Speaker
Description
The evolution of drug resistance in infectious disease and cancer is a serious threat to public health. The mutant selection window (MSW), defined as the range of drug concentrations that selects for a drug resistant strain, has previously been used as a model to predict and avoid resistance. Under the MSW paradigm, drug regimens should be designed to minimize time spent in the MSW. A limitation of the MSW model is that it only offers comparisons between two strains at a time-- i.e. between drug sensitive and drug resistant strains. In contrast, fitness seascapes, which we model as collections of genotype-specific dose-response curves, provide comparisons between many genotypes simultaneously. Furthermore, previous work has shown that MSW comparisons are intrinsically embedded in fitness seascapes. Here, we explore the consequences of modeling evolution with fitness seascapes through the lens of the MSW framework. First, we show how an N-allele fitness seascape embeds N*2N mutant selection window comparisons.
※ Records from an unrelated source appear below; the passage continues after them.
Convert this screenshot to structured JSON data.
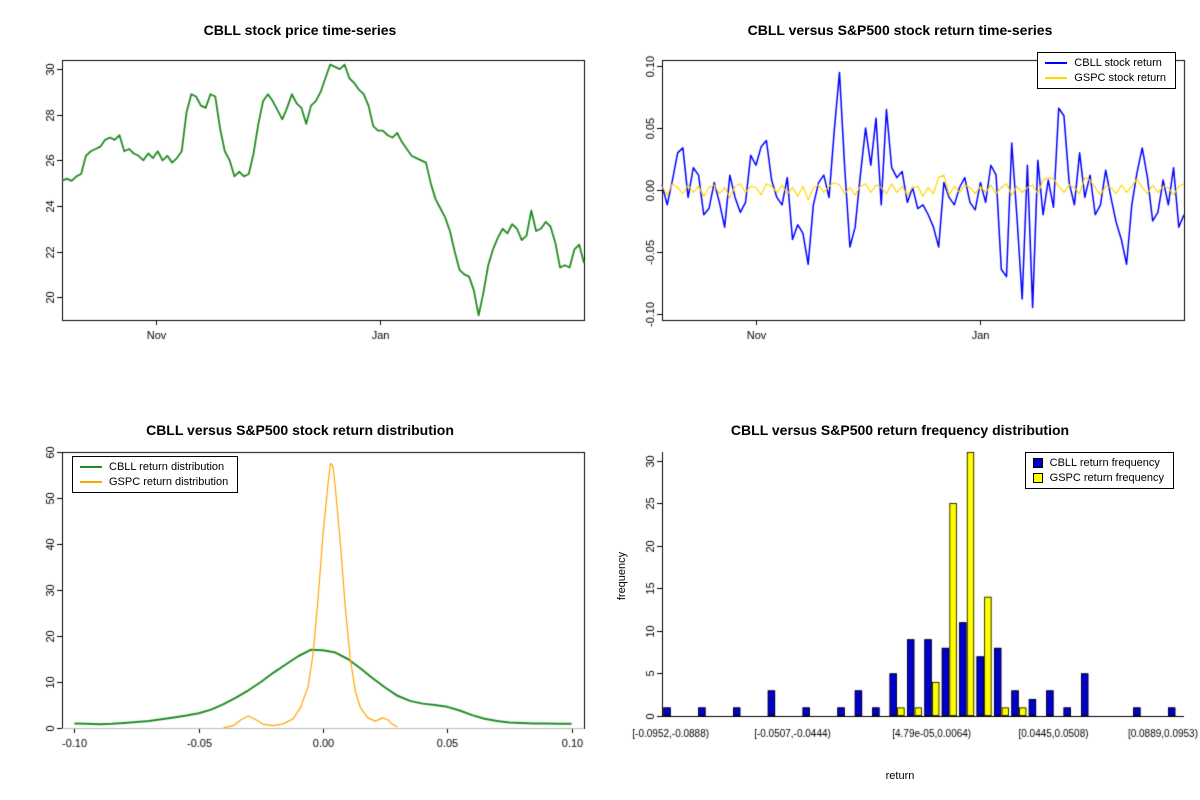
{
  "chart_data": [
    {
      "id": "price-timeseries",
      "type": "line",
      "title": "CBLL stock price time-series",
      "box": true,
      "ylim": [
        19.0,
        30.4
      ],
      "yticks": [
        {
          "v": 20,
          "label": "20"
        },
        {
          "v": 22,
          "label": "22"
        },
        {
          "v": 24,
          "label": "24"
        },
        {
          "v": 26,
          "label": "26"
        },
        {
          "v": 28,
          "label": "28"
        },
        {
          "v": 30,
          "label": "30"
        }
      ],
      "xticks": [
        {
          "pos": 0.18,
          "label": "Nov"
        },
        {
          "pos": 0.61,
          "label": "Jan"
        }
      ],
      "series": [
        {
          "name": "CBLL stock price",
          "color": "#228B22",
          "width": 1.8,
          "values": [
            25.1,
            25.2,
            25.1,
            25.3,
            25.4,
            26.2,
            26.4,
            26.5,
            26.6,
            26.9,
            27.0,
            26.9,
            27.1,
            26.4,
            26.5,
            26.3,
            26.2,
            26.0,
            26.3,
            26.1,
            26.4,
            26.0,
            26.2,
            25.9,
            26.1,
            26.4,
            28.1,
            28.9,
            28.8,
            28.4,
            28.3,
            28.9,
            28.8,
            27.4,
            26.4,
            26.0,
            25.3,
            25.5,
            25.3,
            25.4,
            26.3,
            27.6,
            28.6,
            28.9,
            28.6,
            28.2,
            27.8,
            28.3,
            28.9,
            28.5,
            28.3,
            27.6,
            28.4,
            28.6,
            29.0,
            29.6,
            30.2,
            30.1,
            30.0,
            30.2,
            29.6,
            29.4,
            29.1,
            28.9,
            28.4,
            27.5,
            27.3,
            27.3,
            27.1,
            27.0,
            27.2,
            26.8,
            26.5,
            26.2,
            26.1,
            26.0,
            25.9,
            25.0,
            24.3,
            23.9,
            23.5,
            22.9,
            22.0,
            21.2,
            21.0,
            20.9,
            20.3,
            19.2,
            20.2,
            21.4,
            22.1,
            22.6,
            23.0,
            22.8,
            23.2,
            23.0,
            22.5,
            22.7,
            23.8,
            22.9,
            23.0,
            23.3,
            23.1,
            22.4,
            21.3,
            21.4,
            21.3,
            22.1,
            22.3,
            21.5
          ]
        }
      ]
    },
    {
      "id": "return-timeseries",
      "type": "line",
      "title": "CBLL versus S&P500 stock return time-series",
      "box": true,
      "legend_position": "topright",
      "ylim": [
        -0.105,
        0.105
      ],
      "yticks": [
        {
          "v": -0.1,
          "label": "-0.10"
        },
        {
          "v": -0.05,
          "label": "-0.05"
        },
        {
          "v": 0,
          "label": "0.00"
        },
        {
          "v": 0.05,
          "label": "0.05"
        },
        {
          "v": 0.1,
          "label": "0.10"
        }
      ],
      "xticks": [
        {
          "pos": 0.18,
          "label": "Nov"
        },
        {
          "pos": 0.61,
          "label": "Jan"
        }
      ],
      "series": [
        {
          "name": "CBLL stock return",
          "color": "#0000FF",
          "width": 1.5,
          "values": [
            0.004,
            -0.012,
            0.008,
            0.03,
            0.034,
            -0.006,
            0.018,
            0.012,
            -0.02,
            -0.015,
            0.006,
            -0.01,
            -0.03,
            0.012,
            -0.006,
            -0.018,
            -0.01,
            0.028,
            0.02,
            0.035,
            0.04,
            0.008,
            -0.006,
            -0.012,
            0.01,
            -0.04,
            -0.028,
            -0.035,
            -0.06,
            -0.012,
            0.006,
            0.012,
            -0.006,
            0.048,
            0.095,
            0.018,
            -0.046,
            -0.03,
            0.012,
            0.05,
            0.02,
            0.058,
            -0.012,
            0.065,
            0.018,
            0.01,
            0.015,
            -0.01,
            0.002,
            -0.015,
            -0.012,
            -0.02,
            -0.03,
            -0.046,
            0.006,
            -0.006,
            -0.012,
            0.002,
            0.01,
            -0.01,
            -0.016,
            0.006,
            -0.01,
            0.02,
            0.012,
            -0.064,
            -0.07,
            0.038,
            -0.022,
            -0.088,
            0.02,
            -0.095,
            0.024,
            -0.02,
            0.008,
            -0.014,
            0.066,
            0.06,
            0.006,
            -0.012,
            0.03,
            -0.006,
            0.012,
            -0.02,
            -0.012,
            0.016,
            -0.006,
            -0.026,
            -0.04,
            -0.06,
            -0.012,
            0.014,
            0.034,
            0.01,
            -0.025,
            -0.018,
            0.008,
            -0.012,
            0.018,
            -0.03,
            -0.02
          ]
        },
        {
          "name": "GSPC stock return",
          "color": "#FFD700",
          "width": 1.2,
          "values": [
            0.003,
            -0.004,
            0.005,
            0.002,
            -0.003,
            0.004,
            -0.002,
            0.003,
            -0.005,
            0.002,
            0.004,
            -0.003,
            0.002,
            -0.006,
            0.003,
            0.005,
            -0.002,
            0.003,
            0.002,
            -0.004,
            0.005,
            0.003,
            -0.002,
            0.004,
            -0.003,
            0.002,
            -0.005,
            0.003,
            -0.008,
            0.002,
            0.004,
            -0.002,
            0.003,
            0.006,
            0.004,
            -0.003,
            0.002,
            -0.004,
            0.003,
            0.005,
            -0.002,
            0.004,
            0.002,
            -0.003,
            0.005,
            -0.002,
            0.003,
            -0.004,
            0.002,
            0.003,
            -0.005,
            0.002,
            -0.003,
            0.01,
            0.012,
            -0.004,
            0.003,
            -0.002,
            0.004,
            0.002,
            -0.003,
            0.003,
            -0.002,
            0.004,
            -0.003,
            0.002,
            0.005,
            -0.004,
            0.003,
            -0.002,
            0.002,
            0.004,
            -0.003,
            0.008,
            0.01,
            0.009,
            0.003,
            -0.002,
            0.004,
            0.002,
            -0.003,
            0.01,
            0.008,
            0.002,
            -0.004,
            0.003,
            0.002,
            -0.003,
            0.004,
            -0.002,
            0.003,
            0.009,
            0.002,
            -0.003,
            0.004,
            -0.002,
            0.003,
            0.002,
            -0.004,
            0.003,
            0.005
          ]
        }
      ]
    },
    {
      "id": "return-distribution",
      "type": "xyline",
      "title": "CBLL versus S&P500 stock return distribution",
      "box": true,
      "zeroline": true,
      "legend_position": "topleft",
      "xlim": [
        -0.105,
        0.105
      ],
      "ylim": [
        0,
        60
      ],
      "yticks": [
        {
          "v": 0,
          "label": "0"
        },
        {
          "v": 10,
          "label": "10"
        },
        {
          "v": 20,
          "label": "20"
        },
        {
          "v": 30,
          "label": "30"
        },
        {
          "v": 40,
          "label": "40"
        },
        {
          "v": 50,
          "label": "50"
        },
        {
          "v": 60,
          "label": "60"
        }
      ],
      "xticks": [
        {
          "v": -0.1,
          "label": "-0.10"
        },
        {
          "v": -0.05,
          "label": "-0.05"
        },
        {
          "v": 0,
          "label": "0.00"
        },
        {
          "v": 0.05,
          "label": "0.05"
        },
        {
          "v": 0.1,
          "label": "0.10"
        }
      ],
      "series": [
        {
          "name": "CBLL return distribution",
          "color": "#228B22",
          "width": 2,
          "points": [
            [
              -0.1,
              1.0
            ],
            [
              -0.095,
              0.9
            ],
            [
              -0.09,
              0.8
            ],
            [
              -0.085,
              0.9
            ],
            [
              -0.08,
              1.1
            ],
            [
              -0.075,
              1.3
            ],
            [
              -0.07,
              1.5
            ],
            [
              -0.065,
              1.9
            ],
            [
              -0.06,
              2.3
            ],
            [
              -0.055,
              2.7
            ],
            [
              -0.05,
              3.2
            ],
            [
              -0.045,
              4.0
            ],
            [
              -0.04,
              5.2
            ],
            [
              -0.035,
              6.6
            ],
            [
              -0.03,
              8.2
            ],
            [
              -0.025,
              10.0
            ],
            [
              -0.02,
              12.0
            ],
            [
              -0.015,
              13.8
            ],
            [
              -0.01,
              15.6
            ],
            [
              -0.005,
              17.0
            ],
            [
              0.0,
              16.9
            ],
            [
              0.005,
              16.4
            ],
            [
              0.01,
              15.0
            ],
            [
              0.015,
              13.0
            ],
            [
              0.02,
              10.8
            ],
            [
              0.025,
              8.8
            ],
            [
              0.03,
              7.0
            ],
            [
              0.035,
              5.9
            ],
            [
              0.04,
              5.3
            ],
            [
              0.045,
              5.0
            ],
            [
              0.05,
              4.6
            ],
            [
              0.055,
              3.8
            ],
            [
              0.06,
              2.8
            ],
            [
              0.065,
              2.0
            ],
            [
              0.07,
              1.5
            ],
            [
              0.075,
              1.2
            ],
            [
              0.08,
              1.1
            ],
            [
              0.085,
              1.0
            ],
            [
              0.09,
              1.0
            ],
            [
              0.095,
              0.9
            ],
            [
              0.1,
              0.9
            ]
          ]
        },
        {
          "name": "GSPC return distribution",
          "color": "#FFA500",
          "width": 1.2,
          "points": [
            [
              -0.04,
              0.1
            ],
            [
              -0.036,
              0.5
            ],
            [
              -0.033,
              1.8
            ],
            [
              -0.03,
              2.6
            ],
            [
              -0.027,
              1.8
            ],
            [
              -0.024,
              0.8
            ],
            [
              -0.02,
              0.5
            ],
            [
              -0.016,
              0.9
            ],
            [
              -0.012,
              2.0
            ],
            [
              -0.009,
              4.5
            ],
            [
              -0.006,
              9.0
            ],
            [
              -0.004,
              16.0
            ],
            [
              -0.002,
              28.0
            ],
            [
              0.0,
              42.0
            ],
            [
              0.002,
              53.0
            ],
            [
              0.003,
              57.5
            ],
            [
              0.004,
              57.0
            ],
            [
              0.005,
              52.0
            ],
            [
              0.007,
              40.0
            ],
            [
              0.009,
              26.0
            ],
            [
              0.011,
              15.0
            ],
            [
              0.013,
              8.0
            ],
            [
              0.015,
              4.5
            ],
            [
              0.018,
              2.2
            ],
            [
              0.021,
              1.5
            ],
            [
              0.024,
              2.2
            ],
            [
              0.026,
              1.8
            ],
            [
              0.028,
              0.8
            ],
            [
              0.03,
              0.2
            ]
          ]
        }
      ]
    },
    {
      "id": "return-frequency",
      "type": "bar",
      "title": "CBLL versus S&P500 return frequency distribution",
      "xlabel": "return",
      "ylabel": "frequency",
      "box": false,
      "legend_position": "topright",
      "ylim": [
        0,
        31
      ],
      "yticks": [
        {
          "v": 0,
          "label": "0"
        },
        {
          "v": 5,
          "label": "5"
        },
        {
          "v": 10,
          "label": "10"
        },
        {
          "v": 15,
          "label": "15"
        },
        {
          "v": 20,
          "label": "20"
        },
        {
          "v": 25,
          "label": "25"
        },
        {
          "v": 30,
          "label": "30"
        }
      ],
      "bin_labels": [
        {
          "bin": 0,
          "label": "[-0.0952,-0.0888)"
        },
        {
          "bin": 7,
          "label": "[-0.0507,-0.0444)"
        },
        {
          "bin": 15,
          "label": "[4.79e-05,0.0064)"
        },
        {
          "bin": 22,
          "label": "[0.0445,0.0508)"
        },
        {
          "bin": 29,
          "label": "[0.0889,0.0953)"
        }
      ],
      "series": [
        {
          "name": "CBLL return frequency",
          "color": "#0000CC",
          "values": [
            1,
            0,
            1,
            0,
            1,
            0,
            3,
            0,
            1,
            0,
            1,
            3,
            1,
            5,
            9,
            9,
            8,
            11,
            7,
            8,
            3,
            2,
            3,
            1,
            5,
            0,
            0,
            1,
            0,
            1
          ]
        },
        {
          "name": "GSPC return frequency",
          "color": "#FFFF00",
          "values": [
            0,
            0,
            0,
            0,
            0,
            0,
            0,
            0,
            0,
            0,
            0,
            0,
            0,
            1,
            1,
            4,
            25,
            31,
            14,
            1,
            1,
            0,
            0,
            0,
            0,
            0,
            0,
            0,
            0,
            0
          ]
        }
      ]
    }
  ]
}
Then, we develop mathematical models for drug pharmacokinetics in three clinically-relevant scenarios: serum drug concentration during a daily dosing regimen and drug diffusion in tissue in 1- and 2-dimensions. Each scenario reveals the presence of heterogeneous mutant selection windows. Importantly, we find that different MSWs arise at different times in a treatment regimen, and multiple MSWs appear simultaneously at different points in space. While prior work has analyzed the importance of time spent in a MSW, we argue that both time and space occupied by a MSW impact the probability of drug resistance. This work further explores the connection between mutant selection windows and fitness seascapes using realistic pharmacokinetic and drug diffusion models. Our results highlight the importance of fitness seascapes in modeling evolution when drug concentration varies in time and space. Furthermore, because of the multiplicity of mutant selection window comparisons in a single fitness seascape, this work suggests that two-state mutant selection window models may not be sufficient to predict or control the evolution of drug resistance.